Error handler: BoundsViolation(0x1) error at 0x2004862e (v:0 0x20048360-0x20048f80 l:0xc20 o:
0x0 p: G R-cgm- X- ---) (return address: 0x0 (v:0 0x0-0x0 l:0x0 o:0x0 p: - ------ -- ---)), w
ith capability register CRA(0x1): 0x0 (v:0 0x0-0x0 l:0x0 o:0x0 p: - ------ -- ---)

The overflow is not detected and it corrupts the allocator which gets some assertion violations (!).
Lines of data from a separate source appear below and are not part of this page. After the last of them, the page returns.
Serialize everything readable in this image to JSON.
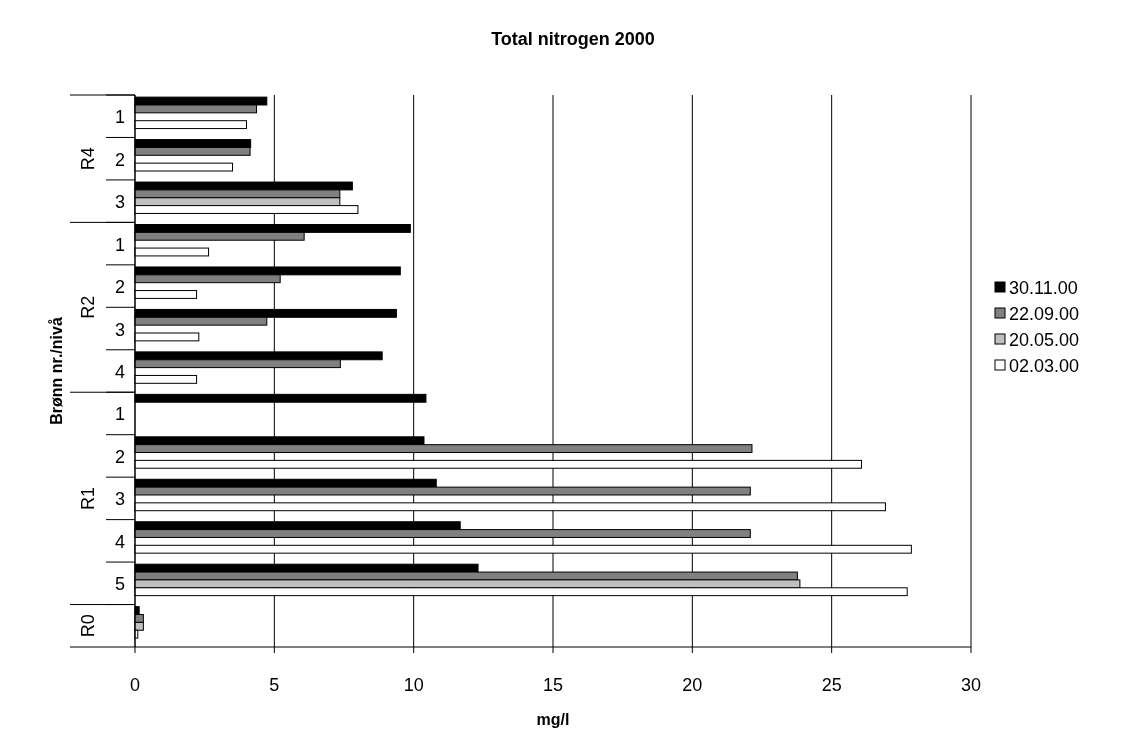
{
  "chart_data": {
    "type": "bar",
    "orientation": "horizontal",
    "title": "Total nitrogen 2000",
    "xlabel": "mg/l",
    "ylabel": "Brønn nr./nivå",
    "categories": [
      "1",
      "2",
      "3",
      "1",
      "2",
      "3",
      "4",
      "1",
      "2",
      "3",
      "4",
      "5",
      null
    ],
    "annotations": [
      "R4",
      "R2",
      "R1",
      "R0"
    ],
    "series": [
      {
        "name": "30.11.00",
        "color": "#000000",
        "values": [
          4.73,
          4.15,
          7.8,
          9.88,
          9.52,
          9.38,
          8.87,
          10.44,
          10.37,
          10.81,
          11.67,
          12.31,
          0.15
        ]
      },
      {
        "name": "22.09.00",
        "color": "#808080",
        "values": [
          4.36,
          4.13,
          7.35,
          6.07,
          5.21,
          4.73,
          7.37,
          null,
          22.14,
          22.08,
          22.08,
          23.77,
          0.3
        ]
      },
      {
        "name": "20.05.00",
        "color": "#c0c0c0",
        "values": [
          null,
          null,
          7.35,
          null,
          null,
          null,
          null,
          null,
          null,
          null,
          null,
          23.86,
          0.3
        ]
      },
      {
        "name": "02.03.00",
        "color": "#ffffff",
        "values": [
          4.0,
          3.5,
          8.0,
          2.64,
          2.21,
          2.29,
          2.21,
          null,
          26.07,
          26.93,
          27.86,
          27.71,
          0.1
        ]
      }
    ],
    "xlim": [
      0,
      30
    ],
    "xticks": [
      0,
      5,
      10,
      15,
      20,
      25,
      30
    ],
    "grid": "x",
    "legend": "right"
  }
}
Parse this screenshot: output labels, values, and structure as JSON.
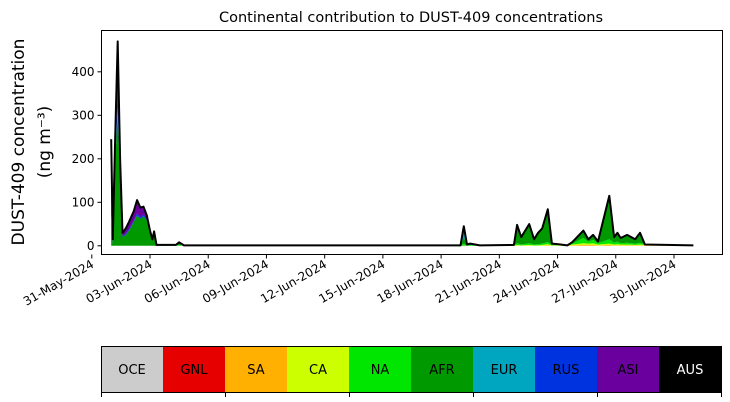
{
  "chart_data": {
    "type": "area",
    "stacked": true,
    "title": "Continental contribution to DUST-409 concentrations",
    "ylabel_line1": "DUST-409 concentration",
    "ylabel_line2": "(ng m⁻³)",
    "xlabel": "",
    "ylim": [
      -20,
      495
    ],
    "xlim": [
      "2024-05-31 12:00",
      "2024-07-02 12:00"
    ],
    "yticks": [
      0,
      100,
      200,
      300,
      400
    ],
    "xticks": [
      "2024-05-31",
      "2024-06-03",
      "2024-06-06",
      "2024-06-09",
      "2024-06-12",
      "2024-06-15",
      "2024-06-18",
      "2024-06-21",
      "2024-06-24",
      "2024-06-27",
      "2024-06-30"
    ],
    "xtick_labels": [
      "31-May-2024",
      "03-Jun-2024",
      "06-Jun-2024",
      "09-Jun-2024",
      "12-Jun-2024",
      "15-Jun-2024",
      "18-Jun-2024",
      "21-Jun-2024",
      "24-Jun-2024",
      "27-Jun-2024",
      "30-Jun-2024"
    ],
    "grid": false,
    "total_line_color": "#000000",
    "x": [
      "2024-06-01 00:00",
      "2024-06-01 02:00",
      "2024-06-01 05:00",
      "2024-06-01 08:00",
      "2024-06-01 11:00",
      "2024-06-01 14:00",
      "2024-06-01 18:00",
      "2024-06-01 22:00",
      "2024-06-02 04:00",
      "2024-06-02 08:00",
      "2024-06-02 12:00",
      "2024-06-02 16:00",
      "2024-06-02 20:00",
      "2024-06-03 00:00",
      "2024-06-03 03:00",
      "2024-06-03 05:00",
      "2024-06-03 08:00",
      "2024-06-04 08:00",
      "2024-06-04 12:00",
      "2024-06-04 18:00",
      "2024-06-19 00:00",
      "2024-06-19 04:00",
      "2024-06-19 08:00",
      "2024-06-19 12:00",
      "2024-06-20 00:00",
      "2024-06-21 18:00",
      "2024-06-21 22:00",
      "2024-06-22 03:00",
      "2024-06-22 13:00",
      "2024-06-22 19:00",
      "2024-06-23 00:00",
      "2024-06-23 05:00",
      "2024-06-23 12:00",
      "2024-06-23 17:00",
      "2024-06-24 00:00",
      "2024-06-24 12:00",
      "2024-06-24 18:00",
      "2024-06-25 08:00",
      "2024-06-25 14:00",
      "2024-06-25 20:00",
      "2024-06-26 02:00",
      "2024-06-26 16:00",
      "2024-06-26 22:00",
      "2024-06-27 02:00",
      "2024-06-27 06:00",
      "2024-06-27 14:00",
      "2024-06-28 00:00",
      "2024-06-28 06:00",
      "2024-06-28 12:00",
      "2024-07-01 00:00"
    ],
    "series": [
      {
        "name": "OCE",
        "color": "#cccccc",
        "values": [
          0,
          0,
          0,
          0,
          0,
          0,
          0,
          0,
          0,
          0,
          0,
          0,
          0,
          0,
          0,
          0,
          0,
          0,
          0,
          0,
          0,
          0,
          0,
          0,
          0,
          0,
          0,
          0,
          0,
          0,
          0,
          0,
          0,
          0,
          0,
          0,
          0,
          0,
          0,
          0,
          0,
          0,
          0,
          0,
          0,
          0,
          0,
          0,
          0,
          0
        ]
      },
      {
        "name": "GNL",
        "color": "#e60000",
        "values": [
          0,
          0,
          0,
          0,
          0,
          0,
          0,
          0,
          0,
          0,
          0,
          0,
          0,
          0,
          0,
          0,
          0,
          0,
          0,
          0,
          0,
          0,
          0,
          0,
          0,
          0,
          0,
          0,
          0,
          0,
          0,
          0,
          0,
          0,
          0,
          0,
          0,
          0,
          0,
          0,
          0,
          0,
          0,
          0,
          0,
          0,
          0,
          0,
          0,
          0
        ]
      },
      {
        "name": "SA",
        "color": "#ffb000",
        "values": [
          0,
          0,
          0,
          0,
          0,
          0,
          0,
          0,
          0,
          0,
          0,
          0,
          0,
          0,
          0,
          0,
          0,
          0,
          0,
          0,
          0,
          0,
          0,
          0,
          0,
          0,
          0,
          0,
          0,
          0,
          0,
          0,
          1,
          0,
          0,
          0,
          1,
          2,
          2,
          2,
          1,
          2,
          1,
          1,
          1,
          1,
          1,
          1,
          1,
          0
        ]
      },
      {
        "name": "CA",
        "color": "#ccff00",
        "values": [
          0,
          0,
          0,
          0,
          0,
          0,
          0,
          0,
          0,
          0,
          0,
          0,
          0,
          0,
          0,
          0,
          0,
          0,
          0,
          0,
          0,
          0,
          0,
          0,
          0,
          0,
          2,
          1,
          2,
          1,
          1,
          2,
          3,
          1,
          1,
          0,
          2,
          4,
          3,
          4,
          2,
          3,
          2,
          3,
          2,
          2,
          1,
          2,
          1,
          1
        ]
      },
      {
        "name": "NA",
        "color": "#00e600",
        "values": [
          0,
          0,
          0,
          0,
          0,
          0,
          0,
          0,
          0,
          0,
          0,
          0,
          0,
          0,
          0,
          0,
          0,
          0,
          2,
          0,
          0,
          5,
          1,
          2,
          0,
          0,
          4,
          2,
          4,
          2,
          3,
          3,
          5,
          1,
          1,
          0,
          2,
          12,
          4,
          8,
          3,
          10,
          4,
          6,
          3,
          4,
          3,
          4,
          1,
          0
        ]
      },
      {
        "name": "AFR",
        "color": "#009a00",
        "values": [
          60,
          5,
          200,
          300,
          150,
          20,
          25,
          35,
          55,
          70,
          62,
          68,
          58,
          30,
          12,
          28,
          2,
          2,
          6,
          1,
          1,
          15,
          2,
          0,
          1,
          2,
          42,
          17,
          44,
          12,
          26,
          35,
          75,
          3,
          2,
          1,
          3,
          17,
          6,
          11,
          4,
          100,
          13,
          20,
          12,
          18,
          10,
          23,
          0,
          0
        ]
      },
      {
        "name": "EUR",
        "color": "#00a5c0",
        "values": [
          10,
          0,
          0,
          20,
          0,
          0,
          0,
          0,
          0,
          0,
          0,
          0,
          0,
          0,
          0,
          0,
          0,
          0,
          0,
          0,
          0,
          25,
          0,
          3,
          0,
          0,
          0,
          0,
          0,
          0,
          0,
          0,
          0,
          0,
          0,
          0,
          0,
          0,
          0,
          0,
          0,
          0,
          0,
          0,
          0,
          0,
          0,
          0,
          0,
          0
        ]
      },
      {
        "name": "RUS",
        "color": "#0033e0",
        "values": [
          30,
          2,
          10,
          40,
          10,
          2,
          3,
          3,
          3,
          5,
          4,
          4,
          2,
          0,
          0,
          0,
          0,
          0,
          0,
          0,
          0,
          0,
          0,
          0,
          0,
          0,
          0,
          0,
          0,
          0,
          0,
          0,
          0,
          0,
          0,
          0,
          0,
          0,
          0,
          0,
          0,
          0,
          0,
          0,
          0,
          0,
          0,
          0,
          0,
          0
        ]
      },
      {
        "name": "ASI",
        "color": "#6a009e",
        "values": [
          145,
          8,
          40,
          110,
          40,
          8,
          12,
          17,
          22,
          30,
          22,
          18,
          10,
          5,
          3,
          5,
          0,
          0,
          0,
          0,
          0,
          0,
          0,
          0,
          0,
          0,
          0,
          0,
          0,
          0,
          0,
          0,
          0,
          0,
          0,
          0,
          0,
          0,
          0,
          0,
          0,
          0,
          0,
          0,
          0,
          0,
          0,
          0,
          0,
          0
        ]
      },
      {
        "name": "AUS",
        "color": "#000000",
        "values": [
          0,
          0,
          0,
          0,
          0,
          0,
          0,
          0,
          0,
          0,
          0,
          0,
          0,
          0,
          0,
          0,
          0,
          0,
          0,
          0,
          0,
          0,
          0,
          0,
          0,
          0,
          0,
          0,
          0,
          0,
          0,
          0,
          0,
          0,
          0,
          0,
          0,
          0,
          0,
          0,
          0,
          0,
          0,
          0,
          0,
          0,
          0,
          0,
          0,
          0
        ]
      }
    ],
    "legend": {
      "placement": "bottom-colorbar",
      "entries": [
        {
          "label": "OCE",
          "color": "#cccccc",
          "text_color": "#000000"
        },
        {
          "label": "GNL",
          "color": "#e60000",
          "text_color": "#000000"
        },
        {
          "label": "SA",
          "color": "#ffb000",
          "text_color": "#000000"
        },
        {
          "label": "CA",
          "color": "#ccff00",
          "text_color": "#000000"
        },
        {
          "label": "NA",
          "color": "#00e600",
          "text_color": "#000000"
        },
        {
          "label": "AFR",
          "color": "#009a00",
          "text_color": "#000000"
        },
        {
          "label": "EUR",
          "color": "#00a5c0",
          "text_color": "#000000"
        },
        {
          "label": "RUS",
          "color": "#0033e0",
          "text_color": "#000000"
        },
        {
          "label": "ASI",
          "color": "#6a009e",
          "text_color": "#000000"
        },
        {
          "label": "AUS",
          "color": "#000000",
          "text_color": "#ffffff"
        }
      ]
    }
  }
}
I seem to be able to get similar behavior on the stack:

diff --git a/examples/01.hello_world/hello.cc b/examples/01.hello_world/hello.cc
index 17ec80c..e7e40b5 100644
--- a/examples/01.hello_world/hello.cc
+++ b/examples/01.hello_world/hello.cc
@@ -11,6 +11,28 @@ using Debug = ConditionalDebug<true, "Hello world compartment">;
 /// Thread entry point.
 void __cheri_compartment("hello") say_hello()
 {
-	// Print hello world, along with the compartment's name to the default UART.
-	Debug::log("Hello world");
+	Debug::log("Corrupting a stack value.");
+	uint8_t a[12] = {0};
+	CHERI::Capability<uint8_t> cap{a};
+	cap.bounds() = 2;
+	volatile uint8_t *b = cap;
+	Debug::log("a {}; b {}", a, b);
+	Debug::log("a[2] before corruption: {}", a[2]);
+	* (volatile void **)(b + 0x1) = (void*) -1;
+	Debug::log("a[2] after corruption: {}", a[2]);
+
+	Debug::log("Corrupting the allocator.");
+	struct Timeout    timeout = {0, UnlimitedTimeout};
+	volatile uint8_t *x1 =
+	  (uint8_t *)heap_allocate(&timeout, MALLOC_CAPABILITY, 0x20);
+	Debug::log("Got capability {}", x1);
+	Debug::log("Capability after addition {}", (volatile void **)(x1 + 0x20));
+	*(volatile void **)(x1 + 0x20) = (void *)-1;
+	Debug::log("Done. Now running the allocator to get an assert.");
+	for (int i = 0; i < 10; i++)
+	{
+		auto p = heap_allocate(&timeout, MALLOC_CAPABILITY, 10);
+		heap_free(MALLOC_CAPABILITY, p);
+	}
+	Debug::log("Exiting.");
 }
diff --git a/examples/01.hello_world/xmake.lua b/examples/01.hello_world/xmake.lua
index 3483e64..69e8898 100644
--- a/examples/01.hello_world/xmake.lua
+++ b/examples/01.hello_world/xmake.lua
@@ -27,8 +27,8 @@ firmware("hello_world")
                 compartment = "hello",
                 priority = 1,
                 entry_point = "say_hello",
-                stack_size = 0x200,
-                trusted_stack_frames = 1
+                stack_size = 0x1000,
+                trusted_stack_frames = 2
             }
         }, {expand = false})
     end)

Here it simply hangs, without triggering a fault, which seems to be an indicator that the stack is corrupted.

Additional information

  • This does not reproduce on the emulator (on any emulator in fact, neither the IBEX SAFE emulator nor SAIL. There you will simply see the faults, as expected.
  • @davidchisnall reproduced this bug on another A7 board, so this is likely not due to a faulty board.
  • @davidchisnall also found out that this only happens on the 33MHz and not on the 20MHz, so something went wrong when changing the clock speed.
  • This was found while investigating this bug which went unnoticed for a long time because the memory safety violation wasn't caught.